Understanding endothelial glycocalyx function under flow shear stress from a molecular perspective.

Abstract

The endothelial glycocalyx plays a pivotal role in regulating blood flow, filtering blood components, sensing and transducing mechanical signals. These functions are intimately related to its dynamics at the molecular level. The objective of this research is to establish the relationship between the functions of the endothelial glycocalyx and its dynamics at the molecular level. To establish such a relationship, large-scale molecular dynamics simulations were undertaken to mimic the dynamics of the glycocalyx and its components in the presence of flow shear stresses. First, motions of the glycocalyx core protein and the pertinent subdomains were scrutinised. Three-directional movements of the glycocalyx core protein were observed, although the flow was imposed only in the x direction.
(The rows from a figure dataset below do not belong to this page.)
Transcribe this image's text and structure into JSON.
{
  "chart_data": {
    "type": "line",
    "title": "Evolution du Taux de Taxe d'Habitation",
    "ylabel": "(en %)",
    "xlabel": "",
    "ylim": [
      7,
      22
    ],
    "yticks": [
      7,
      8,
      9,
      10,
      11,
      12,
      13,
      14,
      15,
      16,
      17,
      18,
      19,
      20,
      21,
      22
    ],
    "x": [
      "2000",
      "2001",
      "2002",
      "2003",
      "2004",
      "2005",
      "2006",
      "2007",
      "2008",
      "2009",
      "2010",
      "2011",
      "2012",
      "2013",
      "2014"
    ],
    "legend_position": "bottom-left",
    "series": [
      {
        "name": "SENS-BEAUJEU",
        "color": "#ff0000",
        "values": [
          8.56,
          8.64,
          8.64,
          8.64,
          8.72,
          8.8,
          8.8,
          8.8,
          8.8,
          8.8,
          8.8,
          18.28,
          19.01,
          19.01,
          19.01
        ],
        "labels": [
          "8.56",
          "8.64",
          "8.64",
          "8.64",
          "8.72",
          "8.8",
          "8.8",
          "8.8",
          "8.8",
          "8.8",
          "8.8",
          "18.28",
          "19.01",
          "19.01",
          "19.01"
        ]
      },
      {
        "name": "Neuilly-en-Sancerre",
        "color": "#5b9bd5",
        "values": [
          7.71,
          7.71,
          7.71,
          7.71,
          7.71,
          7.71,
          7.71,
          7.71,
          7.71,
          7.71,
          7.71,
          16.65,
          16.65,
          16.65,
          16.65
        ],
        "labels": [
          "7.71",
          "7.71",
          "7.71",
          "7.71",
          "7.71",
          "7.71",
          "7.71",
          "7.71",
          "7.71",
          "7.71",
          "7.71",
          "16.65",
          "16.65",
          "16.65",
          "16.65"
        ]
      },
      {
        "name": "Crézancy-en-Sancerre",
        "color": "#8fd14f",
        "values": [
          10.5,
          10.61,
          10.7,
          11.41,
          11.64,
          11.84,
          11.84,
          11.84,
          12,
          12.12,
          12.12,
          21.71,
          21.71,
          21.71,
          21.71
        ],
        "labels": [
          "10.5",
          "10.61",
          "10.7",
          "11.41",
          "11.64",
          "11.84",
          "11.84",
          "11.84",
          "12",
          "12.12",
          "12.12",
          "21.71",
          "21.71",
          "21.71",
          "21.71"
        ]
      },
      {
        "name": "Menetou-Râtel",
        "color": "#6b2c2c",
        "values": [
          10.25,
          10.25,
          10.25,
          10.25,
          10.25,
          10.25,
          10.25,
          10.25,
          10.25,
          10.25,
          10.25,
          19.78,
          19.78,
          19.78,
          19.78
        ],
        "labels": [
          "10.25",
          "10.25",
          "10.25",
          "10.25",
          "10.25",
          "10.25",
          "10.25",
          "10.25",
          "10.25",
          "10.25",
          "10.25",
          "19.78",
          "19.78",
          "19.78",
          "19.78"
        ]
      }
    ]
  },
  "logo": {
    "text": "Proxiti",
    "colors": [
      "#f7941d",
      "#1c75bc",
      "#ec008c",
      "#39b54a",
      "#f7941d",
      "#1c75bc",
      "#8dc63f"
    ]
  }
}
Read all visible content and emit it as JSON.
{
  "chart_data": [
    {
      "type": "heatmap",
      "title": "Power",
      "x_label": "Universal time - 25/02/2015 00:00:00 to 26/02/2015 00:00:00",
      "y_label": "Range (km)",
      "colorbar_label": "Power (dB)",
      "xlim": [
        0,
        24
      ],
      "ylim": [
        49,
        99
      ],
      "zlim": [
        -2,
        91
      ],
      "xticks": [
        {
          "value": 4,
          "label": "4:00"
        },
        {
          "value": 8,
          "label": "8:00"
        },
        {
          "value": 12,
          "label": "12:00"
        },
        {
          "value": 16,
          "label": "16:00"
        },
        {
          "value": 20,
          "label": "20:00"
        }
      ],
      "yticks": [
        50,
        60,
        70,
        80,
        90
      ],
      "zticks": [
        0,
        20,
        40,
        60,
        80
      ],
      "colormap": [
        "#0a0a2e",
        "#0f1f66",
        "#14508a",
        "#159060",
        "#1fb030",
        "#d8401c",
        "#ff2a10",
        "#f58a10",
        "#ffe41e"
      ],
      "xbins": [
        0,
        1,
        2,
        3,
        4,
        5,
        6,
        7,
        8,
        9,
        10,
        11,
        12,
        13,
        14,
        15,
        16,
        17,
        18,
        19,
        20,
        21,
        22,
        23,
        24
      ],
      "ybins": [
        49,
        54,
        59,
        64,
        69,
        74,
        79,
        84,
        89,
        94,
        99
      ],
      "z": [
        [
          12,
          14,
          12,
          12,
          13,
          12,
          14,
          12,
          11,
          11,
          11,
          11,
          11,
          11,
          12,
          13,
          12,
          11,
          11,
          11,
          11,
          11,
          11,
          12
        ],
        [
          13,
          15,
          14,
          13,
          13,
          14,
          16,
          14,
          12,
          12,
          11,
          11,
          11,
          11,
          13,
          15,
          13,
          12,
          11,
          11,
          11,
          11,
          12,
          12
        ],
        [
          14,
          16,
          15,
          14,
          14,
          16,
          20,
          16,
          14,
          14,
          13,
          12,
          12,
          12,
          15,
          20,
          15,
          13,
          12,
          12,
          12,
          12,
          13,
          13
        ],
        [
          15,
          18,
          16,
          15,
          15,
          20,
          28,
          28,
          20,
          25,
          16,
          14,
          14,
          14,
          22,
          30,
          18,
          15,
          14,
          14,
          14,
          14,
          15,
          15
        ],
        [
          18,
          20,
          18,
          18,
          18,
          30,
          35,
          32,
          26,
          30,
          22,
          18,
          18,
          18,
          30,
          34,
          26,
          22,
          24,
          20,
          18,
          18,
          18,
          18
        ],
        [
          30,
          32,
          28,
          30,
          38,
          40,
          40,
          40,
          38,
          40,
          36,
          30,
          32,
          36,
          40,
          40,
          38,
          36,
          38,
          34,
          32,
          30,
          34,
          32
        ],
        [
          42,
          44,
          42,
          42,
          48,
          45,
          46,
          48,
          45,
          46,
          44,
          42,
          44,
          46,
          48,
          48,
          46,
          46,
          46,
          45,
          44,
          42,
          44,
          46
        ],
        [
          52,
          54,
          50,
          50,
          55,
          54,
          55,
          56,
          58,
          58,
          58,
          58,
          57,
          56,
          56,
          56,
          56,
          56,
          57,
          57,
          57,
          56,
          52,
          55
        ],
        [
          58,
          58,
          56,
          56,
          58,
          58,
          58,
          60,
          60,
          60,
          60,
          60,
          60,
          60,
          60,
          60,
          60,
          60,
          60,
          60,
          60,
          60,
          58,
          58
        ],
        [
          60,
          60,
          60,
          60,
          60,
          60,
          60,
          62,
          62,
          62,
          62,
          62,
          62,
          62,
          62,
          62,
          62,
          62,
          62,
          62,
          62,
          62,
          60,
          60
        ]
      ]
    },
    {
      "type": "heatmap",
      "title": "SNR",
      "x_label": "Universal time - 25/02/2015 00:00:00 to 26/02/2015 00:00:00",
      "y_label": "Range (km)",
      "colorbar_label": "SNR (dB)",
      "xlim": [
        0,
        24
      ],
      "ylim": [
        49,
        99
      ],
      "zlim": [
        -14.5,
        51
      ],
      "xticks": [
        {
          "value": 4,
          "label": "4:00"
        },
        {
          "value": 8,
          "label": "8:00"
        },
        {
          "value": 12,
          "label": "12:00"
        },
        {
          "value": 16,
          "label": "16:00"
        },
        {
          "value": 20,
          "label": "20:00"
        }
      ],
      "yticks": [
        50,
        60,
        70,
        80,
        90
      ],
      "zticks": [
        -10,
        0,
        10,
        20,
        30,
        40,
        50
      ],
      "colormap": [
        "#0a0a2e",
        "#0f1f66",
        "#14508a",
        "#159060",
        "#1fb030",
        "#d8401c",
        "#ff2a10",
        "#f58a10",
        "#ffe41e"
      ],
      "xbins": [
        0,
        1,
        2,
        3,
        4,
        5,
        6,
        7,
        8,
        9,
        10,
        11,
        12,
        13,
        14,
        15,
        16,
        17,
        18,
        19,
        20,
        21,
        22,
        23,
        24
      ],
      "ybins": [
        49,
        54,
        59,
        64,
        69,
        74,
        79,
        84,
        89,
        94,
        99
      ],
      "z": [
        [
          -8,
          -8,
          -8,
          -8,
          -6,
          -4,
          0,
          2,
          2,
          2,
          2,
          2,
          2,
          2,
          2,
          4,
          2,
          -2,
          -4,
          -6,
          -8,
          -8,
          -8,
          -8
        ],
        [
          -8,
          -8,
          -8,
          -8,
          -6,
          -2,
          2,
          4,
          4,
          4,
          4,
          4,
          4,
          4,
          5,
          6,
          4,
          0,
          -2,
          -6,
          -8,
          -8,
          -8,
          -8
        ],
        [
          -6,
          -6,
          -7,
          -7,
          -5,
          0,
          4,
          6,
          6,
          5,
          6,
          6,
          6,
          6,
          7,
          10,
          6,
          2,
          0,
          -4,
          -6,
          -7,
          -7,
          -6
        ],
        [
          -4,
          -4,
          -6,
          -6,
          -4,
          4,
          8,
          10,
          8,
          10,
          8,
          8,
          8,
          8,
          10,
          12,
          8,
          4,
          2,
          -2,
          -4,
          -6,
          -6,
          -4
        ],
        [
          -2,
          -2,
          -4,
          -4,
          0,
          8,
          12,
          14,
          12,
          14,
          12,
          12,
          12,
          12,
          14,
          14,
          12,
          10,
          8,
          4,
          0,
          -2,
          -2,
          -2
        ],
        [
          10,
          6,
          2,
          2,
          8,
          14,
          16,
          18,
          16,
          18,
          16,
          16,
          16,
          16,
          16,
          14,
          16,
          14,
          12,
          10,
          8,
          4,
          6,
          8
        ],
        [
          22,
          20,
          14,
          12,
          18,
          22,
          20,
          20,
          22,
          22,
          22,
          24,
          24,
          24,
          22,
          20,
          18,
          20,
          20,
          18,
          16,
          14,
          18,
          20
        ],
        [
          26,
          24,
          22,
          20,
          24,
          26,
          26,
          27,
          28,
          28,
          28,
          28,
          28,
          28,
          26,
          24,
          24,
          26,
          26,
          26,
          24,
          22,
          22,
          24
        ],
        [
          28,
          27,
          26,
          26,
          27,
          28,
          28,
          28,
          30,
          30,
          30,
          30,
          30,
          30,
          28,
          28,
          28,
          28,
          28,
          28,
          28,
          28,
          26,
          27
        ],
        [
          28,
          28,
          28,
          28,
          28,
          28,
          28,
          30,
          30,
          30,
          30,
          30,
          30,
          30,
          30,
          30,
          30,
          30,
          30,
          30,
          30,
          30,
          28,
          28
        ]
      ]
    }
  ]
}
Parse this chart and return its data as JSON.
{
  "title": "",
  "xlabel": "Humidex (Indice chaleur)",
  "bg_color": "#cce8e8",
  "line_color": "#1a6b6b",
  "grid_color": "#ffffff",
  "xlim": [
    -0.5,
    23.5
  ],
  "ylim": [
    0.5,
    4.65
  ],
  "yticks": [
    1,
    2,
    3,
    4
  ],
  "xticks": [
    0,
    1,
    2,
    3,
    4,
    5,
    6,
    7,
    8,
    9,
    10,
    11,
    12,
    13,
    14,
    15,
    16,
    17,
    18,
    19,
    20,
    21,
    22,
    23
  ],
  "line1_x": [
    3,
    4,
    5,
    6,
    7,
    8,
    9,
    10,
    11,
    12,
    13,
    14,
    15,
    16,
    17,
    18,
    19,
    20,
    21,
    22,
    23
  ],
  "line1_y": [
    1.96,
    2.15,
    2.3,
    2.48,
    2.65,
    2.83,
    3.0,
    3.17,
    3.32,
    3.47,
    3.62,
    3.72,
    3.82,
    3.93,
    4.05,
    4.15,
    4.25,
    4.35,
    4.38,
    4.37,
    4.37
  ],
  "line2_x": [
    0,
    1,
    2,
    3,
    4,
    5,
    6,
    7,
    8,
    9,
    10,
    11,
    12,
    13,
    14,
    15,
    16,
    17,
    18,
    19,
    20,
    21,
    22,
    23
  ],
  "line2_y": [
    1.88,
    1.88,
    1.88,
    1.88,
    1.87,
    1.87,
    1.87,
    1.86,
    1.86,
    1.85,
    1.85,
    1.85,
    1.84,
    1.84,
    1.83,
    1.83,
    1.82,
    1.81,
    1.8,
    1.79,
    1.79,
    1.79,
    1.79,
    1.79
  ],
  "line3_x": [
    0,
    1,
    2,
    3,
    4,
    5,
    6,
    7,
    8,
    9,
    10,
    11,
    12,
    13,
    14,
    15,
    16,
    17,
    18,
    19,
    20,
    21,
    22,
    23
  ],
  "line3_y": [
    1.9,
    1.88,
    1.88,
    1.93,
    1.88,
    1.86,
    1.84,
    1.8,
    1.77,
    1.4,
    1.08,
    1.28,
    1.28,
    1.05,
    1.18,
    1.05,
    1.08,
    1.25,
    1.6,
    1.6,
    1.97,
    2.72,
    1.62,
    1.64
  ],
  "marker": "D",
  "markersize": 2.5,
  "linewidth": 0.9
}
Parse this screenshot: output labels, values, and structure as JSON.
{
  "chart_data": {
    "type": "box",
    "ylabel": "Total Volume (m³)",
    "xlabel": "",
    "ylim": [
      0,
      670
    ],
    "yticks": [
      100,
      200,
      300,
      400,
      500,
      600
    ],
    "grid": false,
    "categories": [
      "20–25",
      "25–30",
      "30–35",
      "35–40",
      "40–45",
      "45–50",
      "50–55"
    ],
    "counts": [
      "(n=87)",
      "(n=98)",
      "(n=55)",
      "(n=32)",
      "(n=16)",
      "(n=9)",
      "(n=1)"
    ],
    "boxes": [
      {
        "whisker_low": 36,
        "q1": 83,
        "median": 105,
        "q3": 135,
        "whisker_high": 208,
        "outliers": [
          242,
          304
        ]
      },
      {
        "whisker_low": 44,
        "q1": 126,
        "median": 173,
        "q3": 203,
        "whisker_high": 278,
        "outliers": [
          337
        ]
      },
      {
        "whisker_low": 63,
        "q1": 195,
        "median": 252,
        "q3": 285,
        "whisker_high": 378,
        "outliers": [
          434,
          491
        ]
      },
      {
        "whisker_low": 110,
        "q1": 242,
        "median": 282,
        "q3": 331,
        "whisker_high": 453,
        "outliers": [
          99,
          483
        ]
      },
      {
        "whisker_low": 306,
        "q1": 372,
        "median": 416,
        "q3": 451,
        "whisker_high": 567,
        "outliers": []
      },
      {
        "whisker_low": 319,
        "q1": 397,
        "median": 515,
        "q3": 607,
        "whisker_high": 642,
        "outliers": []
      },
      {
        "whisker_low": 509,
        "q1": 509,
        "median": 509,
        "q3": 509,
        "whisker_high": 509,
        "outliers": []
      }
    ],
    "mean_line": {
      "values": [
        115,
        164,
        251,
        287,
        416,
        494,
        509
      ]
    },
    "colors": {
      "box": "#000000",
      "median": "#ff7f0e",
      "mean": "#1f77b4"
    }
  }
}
Such an observation contributes to understanding the glycocalyx redistribution as reported in experiments. Unsynchronised motion of the core protein subdomains was also spotted, which provides an alternative explanation of macroscopic phenomena. Moreover, the dynamics, root-mean-square-deviations and conformational changes of the sugar chains were investigated. Based on the findings, an alternative force transmission pathway, the role of sugar chains, and potential influence on signalling transduction pathways were proposed and discussed. This study relates the functions of the glycocalyx with its microscopic dynamics, which fills a knowledge gap about the links between different scales.